In 1866, the Permanent Commission of the Central European Arc Measurement met in Neuchâtel, and Hirsch was appointed, along with Bruhns, of Leipzig, as secretary of the session. The following year, the General Conference of the Central European Arc Measurement, meeting in Berlin, voted a motion in ten articles laying the foundations of the international organization of the metric system, and thus prepared the work which ended on 20 May 1875 with the signing of the Convention of Metre. Throughout the preparatory period Hirsch showed such great activity, such a clear-sighted mind, and identified himself so well with the common work, that he was, by a unanimous vote, chosen as secretary of the new committee in charge of high management of the International Bureau of Weights and Measures.
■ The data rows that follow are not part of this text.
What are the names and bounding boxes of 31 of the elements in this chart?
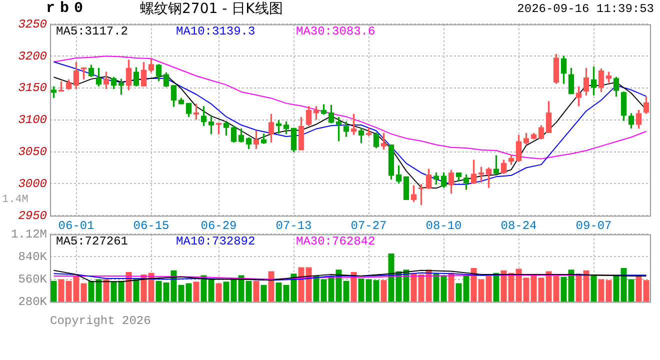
text: MA30:762842: [296, 234, 376, 248]
x-tick-label: 07-27: [350, 218, 387, 233]
text: Copyright 2026: [50, 314, 151, 328]
x-tick-label: 08-24: [500, 218, 537, 233]
x-tick-label: 06-01: [58, 218, 94, 233]
x-tick-label: 06-29: [200, 218, 237, 233]
text: MA10:3139.3: [176, 24, 256, 38]
y-tick-label: 3000: [18, 176, 47, 191]
y-tick-label: 840K: [18, 250, 48, 264]
text: rb0: [46, 0, 88, 17]
text: 1.4M: [2, 194, 28, 206]
text: MA5:3117.2: [56, 24, 128, 38]
y-tick-label: 3100: [18, 113, 47, 128]
y-tick-label: 3050: [18, 144, 47, 159]
y-tick-label: 1.12M: [10, 227, 47, 242]
chart-title: 螺纹钢2701 - 日K线图: [140, 0, 283, 18]
y-tick-label: 3250: [18, 17, 47, 32]
x-tick-label: 06-15: [133, 218, 170, 233]
x-tick-label: 09-07: [576, 218, 612, 233]
text: MA30:3083.6: [296, 24, 376, 38]
y-tick-label: 2950: [18, 208, 47, 223]
y-tick-label: 3150: [18, 81, 47, 96]
x-tick-label: 07-13: [276, 218, 312, 233]
series-label: MA5:727261: [56, 234, 128, 248]
text: 2026-09-16 11:39:53: [517, 2, 654, 16]
y-tick-label: 280K: [18, 294, 48, 309]
candlestick: [403, 176, 410, 200]
x-tick-label: 08-10: [426, 218, 462, 233]
text: MA10:732892: [176, 234, 256, 248]
y-tick-label: 560K: [18, 272, 48, 286]
y-tick-label: 3200: [18, 49, 47, 64]
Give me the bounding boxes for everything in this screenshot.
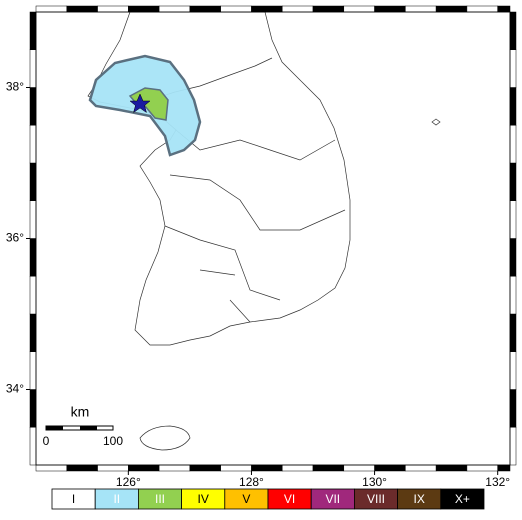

At the same time, the International Geodetic Association was born of the Commission of the Central European Arc Measurement, and, by an understanding the good effects of which were subsequently recognized, it was believed that the two new organizations, which creation had been almost parallel, would benefit from being run by the same men. General Carlos Ibáñez e Ibañez de Ibero, director of the Geodetic and Statistical Institute of Spain, was made chairman of both Commissions and Hirsch became the sole secretary of the International Geodetic Association.

The International Bureau of Weights and Measures, in its twenty-five first years of activity, has ensured the precise unification of the metric system; The Geodesic Association coordinated scattered measurements; made them stand out from each other; and gave a more perfect knowledge of the shape and dimensions of the globe, the distribution of gravity on Earth, and the seas' and continents' level. At the same time, it provided, to all the staffs, the solid bases on which the charts were built.

In 1899, the year of the centenary of the metric system, the International Bureau was completing its first quarter of a century. In the last year before his death, Hirsch resigned the secretariat of the Geodetic Association, with his successors continuing to take care of the International Bureau.

== Bibliography ==
- Benjamin D. Miller: Alexander Spengler, Adolph Hirsch und Friedrich von Klinggräff – drei Heidelberger Studenten in der Märzrevolution 1848. In: Heidelberg. Jahrbuch zur Geschichte der Stadt 2024, Jg. 28, (Hg.) Heidelberger Geschichtsverein e.V., Kurpfälzischer Verlag, Heidelberg 2023, ISBN 978-3-910886-06-3, p. 19–35.